Letzten November gab Kubota die Zusammenarbeit mit Kilter bekannt (siehe Artikel: „Spot-Spray-Roboter AX-1: Kubota und Kilter kooperieren”), die jetzt auf ein neues Niveau gehoben wird. Nicht zuletzt unterstreicht Kubota mit dem Investment seinen strategischen Anspruch, Innovationen aktiv mitzugestalten. Miquel Albareda, Manager für Unternehmensentwicklung bei Kubota, bewertet die Beteiligung als klares Bekenntnis zur Förderung zukunftsweisender Agrartechnologien. Es gehe darum, Start-ups nicht nur finanziell zu unterstützen, sondern sie langfristig in ein globales Innovationsökosystem einzubetten.

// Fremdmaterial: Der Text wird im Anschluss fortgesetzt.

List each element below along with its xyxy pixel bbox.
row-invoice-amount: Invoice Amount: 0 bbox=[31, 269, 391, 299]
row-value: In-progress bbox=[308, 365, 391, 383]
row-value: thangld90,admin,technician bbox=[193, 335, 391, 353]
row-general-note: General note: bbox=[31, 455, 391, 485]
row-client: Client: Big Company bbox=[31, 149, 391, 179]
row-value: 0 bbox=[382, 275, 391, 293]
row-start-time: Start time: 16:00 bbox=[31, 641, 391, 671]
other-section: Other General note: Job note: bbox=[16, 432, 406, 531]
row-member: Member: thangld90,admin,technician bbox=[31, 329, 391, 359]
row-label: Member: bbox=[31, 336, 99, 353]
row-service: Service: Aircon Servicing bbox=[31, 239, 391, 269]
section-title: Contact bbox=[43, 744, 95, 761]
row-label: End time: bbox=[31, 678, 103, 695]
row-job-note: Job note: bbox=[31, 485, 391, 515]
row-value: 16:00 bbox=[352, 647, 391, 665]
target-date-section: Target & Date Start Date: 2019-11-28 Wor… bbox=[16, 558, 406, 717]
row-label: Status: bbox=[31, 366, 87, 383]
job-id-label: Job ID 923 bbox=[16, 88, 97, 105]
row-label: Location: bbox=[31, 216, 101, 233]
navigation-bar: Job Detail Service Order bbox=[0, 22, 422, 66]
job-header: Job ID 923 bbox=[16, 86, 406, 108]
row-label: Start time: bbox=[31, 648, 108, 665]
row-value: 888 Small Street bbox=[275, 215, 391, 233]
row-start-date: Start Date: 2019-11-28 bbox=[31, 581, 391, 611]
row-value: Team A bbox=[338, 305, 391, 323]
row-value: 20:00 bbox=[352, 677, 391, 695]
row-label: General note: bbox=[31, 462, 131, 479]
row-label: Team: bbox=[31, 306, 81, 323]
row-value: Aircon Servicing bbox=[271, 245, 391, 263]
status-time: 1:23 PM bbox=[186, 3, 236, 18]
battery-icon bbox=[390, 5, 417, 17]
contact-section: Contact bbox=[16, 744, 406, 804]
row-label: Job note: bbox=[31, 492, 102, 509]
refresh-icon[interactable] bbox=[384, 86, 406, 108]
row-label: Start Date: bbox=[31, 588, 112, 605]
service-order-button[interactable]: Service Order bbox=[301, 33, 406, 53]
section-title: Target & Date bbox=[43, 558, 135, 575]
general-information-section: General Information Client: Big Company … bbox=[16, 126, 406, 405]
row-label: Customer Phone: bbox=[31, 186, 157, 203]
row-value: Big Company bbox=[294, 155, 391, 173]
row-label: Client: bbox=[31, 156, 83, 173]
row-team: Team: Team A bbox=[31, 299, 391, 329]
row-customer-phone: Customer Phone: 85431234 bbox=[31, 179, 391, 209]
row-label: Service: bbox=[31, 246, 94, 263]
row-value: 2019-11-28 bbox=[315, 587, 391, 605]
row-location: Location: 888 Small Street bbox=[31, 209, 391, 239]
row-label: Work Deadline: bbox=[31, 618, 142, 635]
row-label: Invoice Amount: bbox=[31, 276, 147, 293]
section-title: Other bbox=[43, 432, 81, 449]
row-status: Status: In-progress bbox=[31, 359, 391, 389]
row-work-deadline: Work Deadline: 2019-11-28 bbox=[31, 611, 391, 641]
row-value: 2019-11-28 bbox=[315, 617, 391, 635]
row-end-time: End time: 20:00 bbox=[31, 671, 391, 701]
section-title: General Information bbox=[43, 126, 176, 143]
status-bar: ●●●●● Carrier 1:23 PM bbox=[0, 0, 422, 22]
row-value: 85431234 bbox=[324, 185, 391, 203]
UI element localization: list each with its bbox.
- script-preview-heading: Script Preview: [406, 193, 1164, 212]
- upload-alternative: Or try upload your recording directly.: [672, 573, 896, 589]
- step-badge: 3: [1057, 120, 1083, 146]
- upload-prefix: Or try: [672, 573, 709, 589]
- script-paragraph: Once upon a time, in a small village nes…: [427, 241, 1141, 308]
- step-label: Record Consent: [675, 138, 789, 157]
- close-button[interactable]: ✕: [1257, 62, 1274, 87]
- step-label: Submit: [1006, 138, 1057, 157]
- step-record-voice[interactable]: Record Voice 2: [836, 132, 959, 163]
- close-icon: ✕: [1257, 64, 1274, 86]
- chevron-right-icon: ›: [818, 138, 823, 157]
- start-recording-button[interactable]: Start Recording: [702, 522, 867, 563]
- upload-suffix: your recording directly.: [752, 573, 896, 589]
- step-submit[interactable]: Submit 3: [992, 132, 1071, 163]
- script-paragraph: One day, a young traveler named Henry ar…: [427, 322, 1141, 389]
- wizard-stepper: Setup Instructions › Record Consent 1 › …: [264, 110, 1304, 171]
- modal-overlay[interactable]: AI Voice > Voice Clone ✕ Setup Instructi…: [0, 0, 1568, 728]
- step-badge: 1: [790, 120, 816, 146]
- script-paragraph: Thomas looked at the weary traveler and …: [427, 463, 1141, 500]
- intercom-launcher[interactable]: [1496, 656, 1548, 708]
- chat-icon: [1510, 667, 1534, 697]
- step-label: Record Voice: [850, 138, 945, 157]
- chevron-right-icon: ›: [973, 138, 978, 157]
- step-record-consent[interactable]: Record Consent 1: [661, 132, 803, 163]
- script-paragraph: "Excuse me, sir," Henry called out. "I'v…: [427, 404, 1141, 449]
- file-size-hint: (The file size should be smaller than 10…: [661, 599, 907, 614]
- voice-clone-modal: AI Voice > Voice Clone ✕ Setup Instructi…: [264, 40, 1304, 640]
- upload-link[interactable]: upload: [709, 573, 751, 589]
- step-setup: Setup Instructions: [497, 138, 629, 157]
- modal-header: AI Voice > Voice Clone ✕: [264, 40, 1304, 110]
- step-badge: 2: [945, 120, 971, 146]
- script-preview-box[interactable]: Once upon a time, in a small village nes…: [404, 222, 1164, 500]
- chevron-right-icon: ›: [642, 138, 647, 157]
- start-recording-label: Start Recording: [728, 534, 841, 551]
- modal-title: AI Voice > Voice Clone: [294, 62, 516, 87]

Damit erweitere sich das Bild der Kooperation: Sie ist nicht allein ein Vertriebsprojekt für einen vielversprechenden Feldroboter, sondern Ausdruck einer strategischen Allianz zwischen etabliertem Landtechnikhersteller und spezialisierter Robotikschmiede – mit dem erklärten Ziel, nachhaltige Unkrautbekämpfung international auf ein neues technologisches Niveau zu heben.
Der KI-gestützte Spot-Spray-Roboter Kilter AX-1 arbeitet nach Herstellerangaben mit einer Rastergenauigkeit von 6 × 6 mm und appliziere einzelne Herbizidtropfen punktgenau auf identifizierte Unkräuter. Ziel sei nicht allein die Reduktion des Mitteleinsatzes, sondern auch der Schutz angrenzender Kulturpflanzen – ein Ansatz, der Ertragssicherung und Bodengesundheit gleichermaßen adressiert. Den Ursprung nahm die Spot-Spray-Technologie bereits 2015 als Robotikprojekt innerhalb des norwegischen Innovations- und Designunternehmens Adigo Mechatronics. 2020 folgte die Ausgründung als eigenständiges Unternehmen – nach fast einem Jahrzehnt Entwicklungsarbeit steht Kilter nun an der Schwelle zur breiten Marktdurchdringung in Europa.